Pictures from Brueghel and Other Poems: Collected Poems 1950-1962 by William Carlos Williams (New York: New Directions, 1962. 184 pp)

Born in Rutherford, New Jersey, William Carlos Williams studied medicine at the University of Pennsylvania. While his primary occupation was a family doctor, William Carlos Williams had a successful secondary career as a poet. Williams won the first National Book Award for Poetry and was posthumously awarded the Pulitzer Prize. He died in 1963.

All that Jazz

Even though I’ve critically consumed copious amounts of music over the years, I don’t know what to do with Jazz. The very thing I enjoy about critical reflection surrounds the narrative and structure of any given piece.

Jazz, by definition, represents the very opposite of this position.

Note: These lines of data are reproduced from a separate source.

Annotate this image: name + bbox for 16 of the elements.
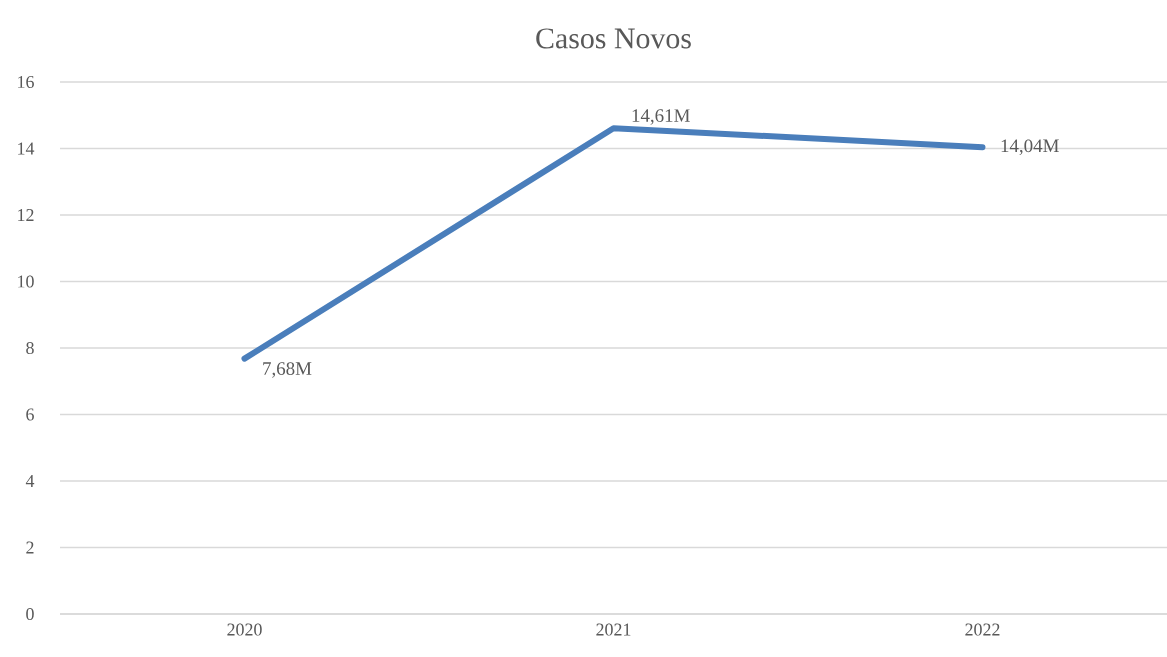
y-tick-label: 16 [18, 75, 34, 89]
data-label: 7,68M [263, 362, 312, 378]
y-tick-label: 10 [18, 275, 34, 288]
x-tick-label: 2020 [227, 623, 262, 636]
y-tick-label: 6 [26, 408, 34, 421]
y-tick-label: 12 [18, 209, 34, 221]
chart-title: Casos Novos [536, 28, 691, 49]
data-label: 14,61M [632, 109, 690, 125]
y-tick-label: 0 [26, 607, 34, 621]
data-label: 14,04M [1001, 139, 1059, 155]
y-tick-label: 2 [26, 541, 34, 554]
x-tick-label: 2021 [596, 623, 631, 636]
y-tick-label: 4 [25, 475, 35, 487]
y-tick-label: 14 [18, 142, 35, 155]
y-tick-label: 8 [26, 341, 34, 355]
x-tick-label: 2022 [965, 623, 1000, 636]
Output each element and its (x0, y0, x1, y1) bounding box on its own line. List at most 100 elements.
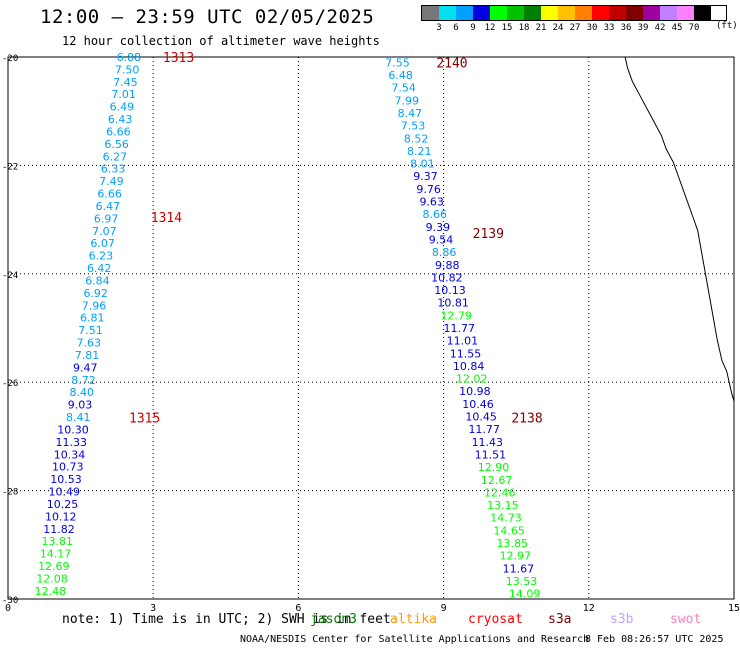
x-tick-label: 6 (295, 603, 301, 614)
legend-swatch (643, 6, 660, 20)
wave-height-value: 11.51 (475, 448, 507, 461)
footer-date: 8 Feb 08:26:57 UTC 2025 (585, 634, 724, 645)
wave-height-value: 8.47 (398, 107, 423, 120)
wave-height-value: 9.47 (73, 361, 98, 374)
wave-height-value: 6.47 (96, 200, 121, 213)
legend-tick-label: 45 (671, 23, 683, 33)
legend-swatches (421, 5, 727, 21)
wave-height-value: 12.90 (478, 461, 510, 474)
wave-height-value: 6.23 (89, 250, 114, 263)
wave-height-value: 6.42 (87, 262, 112, 275)
wave-height-value: 11.77 (444, 322, 476, 335)
wave-height-value: 8.72 (71, 374, 96, 387)
wave-height-value: 6.33 (101, 163, 126, 176)
wave-height-value: 10.81 (437, 297, 469, 310)
wave-height-value: 7.49 (99, 175, 124, 188)
legend-swatch (592, 6, 609, 20)
legend-swatch (490, 6, 507, 20)
x-tick-label: 0 (5, 603, 11, 614)
wave-height-value: 8.41 (66, 411, 91, 424)
wave-height-value: 7.01 (111, 88, 136, 101)
x-tick-label: 3 (150, 603, 156, 614)
legend-swatch (575, 6, 592, 20)
legend-swatch (694, 6, 711, 20)
wave-height-value: 10.12 (45, 510, 77, 523)
wave-height-value: 13.81 (42, 535, 74, 548)
wave-height-value: 6.49 (110, 101, 135, 114)
legend-tick-label: 39 (637, 23, 649, 33)
wave-height-value: 7.54 (391, 82, 416, 95)
legend-swatch (677, 6, 694, 20)
x-tick-label: 12 (583, 603, 595, 614)
wave-height-value: 7.53 (401, 120, 426, 133)
page-title: 12:00 – 23:59 UTC 02/05/2025 (40, 6, 375, 28)
legend-tick-label: 36 (620, 23, 632, 33)
wave-height-value: 10.13 (434, 284, 466, 297)
wave-height-value: 9.54 (429, 233, 454, 246)
wave-height-value: 6.66 (106, 125, 131, 138)
wave-height-value: 12.69 (38, 560, 70, 573)
wave-height-value: 7.96 (82, 299, 107, 312)
wave-height-value: 10.25 (47, 498, 79, 511)
wave-height-value: 8.86 (432, 246, 457, 259)
wave-height-value: 10.73 (52, 461, 84, 474)
wave-height-value: 6.84 (85, 274, 110, 287)
wave-height-value: 10.49 (49, 486, 81, 499)
legend-tick-label: 21 (535, 23, 547, 33)
wave-height-value: 13.15 (487, 499, 519, 512)
wave-height-value: 8.66 (423, 208, 448, 221)
legend-tick-label: 15 (501, 23, 513, 33)
wave-height-value: 11.43 (472, 436, 504, 449)
wave-height-value: 11.01 (447, 335, 479, 348)
wave-height-value: 9.88 (435, 259, 460, 272)
legend-swatch (524, 6, 541, 20)
wave-height-value: 7.99 (395, 94, 420, 107)
legend-swatch (507, 6, 524, 20)
legend-tick-label: 70 (688, 23, 700, 33)
legend-tick-label: 42 (654, 23, 666, 33)
wave-height-value: 10.98 (459, 385, 491, 398)
wave-height-value: 7.07 (92, 225, 117, 238)
x-tick-label: 15 (728, 603, 740, 614)
wave-height-value: 11.33 (56, 436, 88, 449)
wave-height-value: 7.63 (76, 337, 101, 350)
wave-height-value: 12.48 (35, 585, 67, 598)
wave-height-value: 10.82 (431, 271, 463, 284)
wave-height-value: 14.09 (509, 588, 541, 601)
legend-swatch (456, 6, 473, 20)
legend-swatch (422, 6, 439, 20)
satellite-label-s3b: s3b (610, 612, 634, 627)
footer-credit: NOAA/NESDIS Center for Satellite Applica… (240, 634, 590, 645)
satellite-label-cryosat: cryosat (468, 612, 523, 627)
legend-tick-label: 24 (552, 23, 564, 33)
legend-swatch (660, 6, 677, 20)
color-legend: 3 6 9 12 15 18 21 24 27 30 33 36 39 42 45 70 (421, 5, 727, 35)
legend-tick-label: 18 (518, 23, 530, 33)
x-tick-label: 9 (441, 603, 447, 614)
y-tick-label: -20 (2, 54, 18, 64)
wave-height-value: 6.81 (80, 312, 105, 325)
wave-height-value: 8.40 (69, 386, 94, 399)
pass-label: 2139 (473, 227, 504, 242)
legend-swatch (541, 6, 558, 20)
wave-height-value: 8.21 (407, 145, 432, 158)
wave-height-value: 10.53 (50, 473, 82, 486)
wave-height-value: 10.30 (57, 423, 89, 436)
footnote: note: 1) Time is in UTC; 2) SWH is in fe… (62, 612, 391, 627)
legend-tick-label: 33 (603, 23, 615, 33)
satellite-label-altika: altika (390, 612, 437, 627)
wave-height-value: 10.34 (54, 448, 86, 461)
legend-tick-label: 9 (470, 23, 476, 33)
y-tick-label: -30 (2, 596, 18, 606)
pass-label: 1315 (129, 411, 160, 426)
wave-height-value: 12.97 (500, 550, 532, 563)
wave-height-value: 9.76 (416, 183, 441, 196)
coastline (624, 56, 735, 402)
wave-height-value: 7.51 (78, 324, 103, 337)
y-tick-label: -22 (2, 162, 18, 172)
wave-height-value: 11.67 (503, 562, 535, 575)
legend-tick-label: 3 (436, 23, 442, 33)
satellite-label-jason3: jason3 (310, 612, 357, 627)
wave-height-value: 14.65 (493, 524, 525, 537)
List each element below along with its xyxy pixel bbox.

It emotes moods through a lack of structure. Its improvisational core creates a new form every time the beat begins. Instead of crafting something enduring and reasoned, jazz captures a moment. For these reasons, Jazz orbits my understanding from a great distance. I can enjoy it, but I don’t know what to do with it.

Poetry in many ways reflects Jazz. The emotive moments it suggests, no matter how meticulously crafted provide difficulty for this novice critic. Because I can’t understand its structure in the most technical details, my reflections sit with the emotion of the moment.


William Carlos Williams collection of poems, Pictures from Brueghel and Other Poems captures the lyrical moments later in his life. The first portion of the collection posits poems influenced by the famous Dutch painter.

“According to Brueghel
when Icarus fell
it was spring

a farmer was ploughing
his field
the whole pageantry

of the year was
awake tingling

the edge of the sea
with itself

sweating in the sun
that melted
the wings’ wax

off the cost
there was

a splash quite unnoticed
this was
Icarus drowning” (4).

With masterful language, Williams brings paintings to life.

And Other Things

Outside of these poems, Williams offers a handful of poems from later in his life to complete the collection. My favorite moments in this section suggest those fourth-wall breaking meta concepts, like this moment:

“Your English
is not specific enough
As a writer of poems
you show yourself to be inept not to say
usurious” (66).

But when push comes to shove, I can’t say I know how to approach Pictures from Brueghel and Other Poems. I know from critical acclaim that I am reading a master of modern poetry, but like Jazz, I don’t have a filter by which I can give this collection an honest appraisal.

I feel cultured from reading Pictures from Brueghel and Other Poems, but it’s hard to provide much further reflection.